Farming advice from MOTHER and her readers, including growing lemon trees from seed, blue jean saddlebags and a pig holding box.


| September/October 1977



Farming advice about growing lemon trees from seed, blue jean saddlebags and a pig holding box.

Farming advice about growing lemon trees from seed, blue jean saddlebags and a pig holding box.


Photo By Fotolia/blue_caterpillar

MOTHER EARTH NEWS readers share their farming advice, fun tips and country folklore, including growing lemon trees from seed, blue jean saddlebags and a pig holding box.


Need a stout scrub brush for a really messy cleanup job? "Use a de-seeded sunflower head!" says Matt Wagner of Amherst, Ohio. "Once all the seeds have been rubbed off, the dried flower makes a surprisingly effective scouring pad . . . and a biodegradable one, too! When you're done scrubbing, you can just toss the used pad into the fireplace, or add it to the compost pile."
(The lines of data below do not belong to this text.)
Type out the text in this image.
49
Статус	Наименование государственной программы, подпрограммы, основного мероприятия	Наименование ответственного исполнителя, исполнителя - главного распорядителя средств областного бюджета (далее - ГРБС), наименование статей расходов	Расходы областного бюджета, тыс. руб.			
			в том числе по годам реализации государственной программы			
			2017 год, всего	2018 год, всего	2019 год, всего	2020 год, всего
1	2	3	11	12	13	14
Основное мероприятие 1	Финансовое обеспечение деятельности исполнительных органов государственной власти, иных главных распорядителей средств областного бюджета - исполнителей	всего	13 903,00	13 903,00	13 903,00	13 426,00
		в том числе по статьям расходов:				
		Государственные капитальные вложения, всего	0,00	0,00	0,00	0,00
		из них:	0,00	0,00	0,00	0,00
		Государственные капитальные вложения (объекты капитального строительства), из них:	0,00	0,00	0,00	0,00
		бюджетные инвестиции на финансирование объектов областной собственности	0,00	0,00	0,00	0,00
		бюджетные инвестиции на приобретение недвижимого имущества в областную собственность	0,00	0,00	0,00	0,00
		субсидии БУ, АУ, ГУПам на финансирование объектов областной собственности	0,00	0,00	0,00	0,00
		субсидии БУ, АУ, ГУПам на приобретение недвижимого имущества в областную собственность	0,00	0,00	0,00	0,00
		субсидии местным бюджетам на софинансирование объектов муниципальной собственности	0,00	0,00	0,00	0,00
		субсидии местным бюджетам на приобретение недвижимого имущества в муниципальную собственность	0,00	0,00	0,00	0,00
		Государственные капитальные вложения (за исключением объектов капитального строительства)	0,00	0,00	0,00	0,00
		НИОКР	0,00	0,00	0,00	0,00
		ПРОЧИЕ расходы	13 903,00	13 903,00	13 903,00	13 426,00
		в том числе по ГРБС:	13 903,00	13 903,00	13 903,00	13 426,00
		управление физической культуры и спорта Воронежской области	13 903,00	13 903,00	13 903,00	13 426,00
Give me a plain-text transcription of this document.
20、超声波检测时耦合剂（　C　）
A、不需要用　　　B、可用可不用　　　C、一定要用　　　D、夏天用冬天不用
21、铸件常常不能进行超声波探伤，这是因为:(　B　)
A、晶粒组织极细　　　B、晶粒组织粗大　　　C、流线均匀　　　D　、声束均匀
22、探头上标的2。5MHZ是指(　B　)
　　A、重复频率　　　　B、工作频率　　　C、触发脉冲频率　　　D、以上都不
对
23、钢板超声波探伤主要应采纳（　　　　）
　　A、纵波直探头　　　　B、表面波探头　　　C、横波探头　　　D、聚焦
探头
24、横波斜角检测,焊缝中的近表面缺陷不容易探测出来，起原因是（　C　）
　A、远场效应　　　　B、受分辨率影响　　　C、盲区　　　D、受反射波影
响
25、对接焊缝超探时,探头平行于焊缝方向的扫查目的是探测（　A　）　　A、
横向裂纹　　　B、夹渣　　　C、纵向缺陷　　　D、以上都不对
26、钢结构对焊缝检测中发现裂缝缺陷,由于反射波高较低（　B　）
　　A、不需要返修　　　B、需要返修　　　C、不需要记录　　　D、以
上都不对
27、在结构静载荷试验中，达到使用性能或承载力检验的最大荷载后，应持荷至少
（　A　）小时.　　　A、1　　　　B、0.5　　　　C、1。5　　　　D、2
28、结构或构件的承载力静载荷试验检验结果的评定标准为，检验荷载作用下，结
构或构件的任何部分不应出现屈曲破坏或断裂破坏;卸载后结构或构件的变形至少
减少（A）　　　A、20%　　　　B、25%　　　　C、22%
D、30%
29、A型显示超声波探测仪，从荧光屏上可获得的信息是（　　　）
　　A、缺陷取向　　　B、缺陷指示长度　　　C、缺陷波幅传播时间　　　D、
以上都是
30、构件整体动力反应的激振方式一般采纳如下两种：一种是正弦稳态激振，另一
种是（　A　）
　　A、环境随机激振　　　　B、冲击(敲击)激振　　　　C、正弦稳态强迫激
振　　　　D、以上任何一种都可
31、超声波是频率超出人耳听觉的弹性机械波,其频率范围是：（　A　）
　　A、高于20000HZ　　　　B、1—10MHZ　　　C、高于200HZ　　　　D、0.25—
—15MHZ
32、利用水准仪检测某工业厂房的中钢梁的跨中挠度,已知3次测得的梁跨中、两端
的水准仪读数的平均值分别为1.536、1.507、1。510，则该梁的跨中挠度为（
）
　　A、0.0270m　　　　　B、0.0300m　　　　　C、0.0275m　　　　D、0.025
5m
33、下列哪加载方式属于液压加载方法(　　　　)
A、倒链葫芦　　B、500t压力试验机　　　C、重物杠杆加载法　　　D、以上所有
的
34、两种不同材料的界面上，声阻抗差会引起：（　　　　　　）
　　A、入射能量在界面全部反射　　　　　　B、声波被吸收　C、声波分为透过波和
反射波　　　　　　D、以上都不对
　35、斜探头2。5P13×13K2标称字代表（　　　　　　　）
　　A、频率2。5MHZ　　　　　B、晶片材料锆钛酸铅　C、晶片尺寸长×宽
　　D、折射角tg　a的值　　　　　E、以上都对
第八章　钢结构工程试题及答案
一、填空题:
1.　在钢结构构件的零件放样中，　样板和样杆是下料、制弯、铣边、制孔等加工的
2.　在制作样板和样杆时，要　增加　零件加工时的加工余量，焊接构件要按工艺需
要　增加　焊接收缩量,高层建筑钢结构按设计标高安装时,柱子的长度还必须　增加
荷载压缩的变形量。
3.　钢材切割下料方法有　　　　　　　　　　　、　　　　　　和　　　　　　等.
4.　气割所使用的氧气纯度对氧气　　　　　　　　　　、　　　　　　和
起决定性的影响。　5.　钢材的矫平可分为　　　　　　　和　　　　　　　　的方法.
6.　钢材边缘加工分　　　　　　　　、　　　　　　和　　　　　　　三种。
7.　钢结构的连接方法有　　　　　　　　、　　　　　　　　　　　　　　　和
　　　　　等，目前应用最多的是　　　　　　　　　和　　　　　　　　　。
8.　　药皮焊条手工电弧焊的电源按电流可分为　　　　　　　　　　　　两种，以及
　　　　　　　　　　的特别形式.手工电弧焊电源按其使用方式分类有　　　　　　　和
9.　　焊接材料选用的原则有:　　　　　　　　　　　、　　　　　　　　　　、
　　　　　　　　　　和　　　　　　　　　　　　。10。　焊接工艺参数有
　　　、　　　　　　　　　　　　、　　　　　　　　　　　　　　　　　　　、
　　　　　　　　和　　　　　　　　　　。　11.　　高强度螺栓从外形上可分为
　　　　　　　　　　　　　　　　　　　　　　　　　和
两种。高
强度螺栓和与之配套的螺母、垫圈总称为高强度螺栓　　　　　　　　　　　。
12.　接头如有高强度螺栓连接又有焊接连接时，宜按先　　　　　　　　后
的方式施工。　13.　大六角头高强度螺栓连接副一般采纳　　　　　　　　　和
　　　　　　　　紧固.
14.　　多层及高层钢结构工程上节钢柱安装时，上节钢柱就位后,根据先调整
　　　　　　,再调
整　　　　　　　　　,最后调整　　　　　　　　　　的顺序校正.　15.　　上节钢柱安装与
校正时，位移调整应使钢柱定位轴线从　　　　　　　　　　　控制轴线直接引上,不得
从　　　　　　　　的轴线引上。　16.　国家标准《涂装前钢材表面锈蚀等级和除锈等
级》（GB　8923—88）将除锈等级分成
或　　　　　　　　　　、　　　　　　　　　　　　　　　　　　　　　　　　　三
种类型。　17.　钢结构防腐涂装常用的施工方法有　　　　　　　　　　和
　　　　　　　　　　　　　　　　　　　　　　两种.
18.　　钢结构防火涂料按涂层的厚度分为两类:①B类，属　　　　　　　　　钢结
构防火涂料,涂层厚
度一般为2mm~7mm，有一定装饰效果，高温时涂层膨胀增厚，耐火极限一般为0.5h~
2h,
Growing lemon trees from seed is easy. "Lemon seeds," writes Mrs. Elizabeth Wester of St. Paul, Minnesota, "will grow into lovely little shrubs if you'll plant them and treat 'em as you would houseplants. Not only that, but the foliage of lemon seedlings makes a good flavoring: Just tie a few leaves up in cheesecloth and drop them into a pot of stewed apples or prunes during the last few minutes they're cooked."


The news from Stuart Slifer (a sheepherder in Dell, Montana) is that an old pair of blue jeans makes a great saddlebag. "Just tie the leg openings shut," says Stuart, "and fill the britches with salt, grain, clothes, or whatever you like, taking care to distribute the load evenly between the two legs. Then fling the pack behind your saddle, and off you go!" No horse? Heft the pack onto your own shoulders!


"I wanted something different to decorate my bathroom wall," writes T. Fancki of Poteet, Texas. "So I covered the entire thing with color comics! It was fun and inexpensive to do . . . and the end result is a wall that's as unique as it is entertaining!"


Got a wire fence gate that's difficult to close? Try the latching apparatus devised by Rick Fletcher of Fort Collins, Colorado: First, find (or make) a "Y"-shaped piece of wood or metal that'll fit over the top of the stationary fencepost . . . then drill a hole through the top of the post, bore a hole through the end of each arm of the fork, and attach the "Y" shaped latch handle to the post with a long bolt.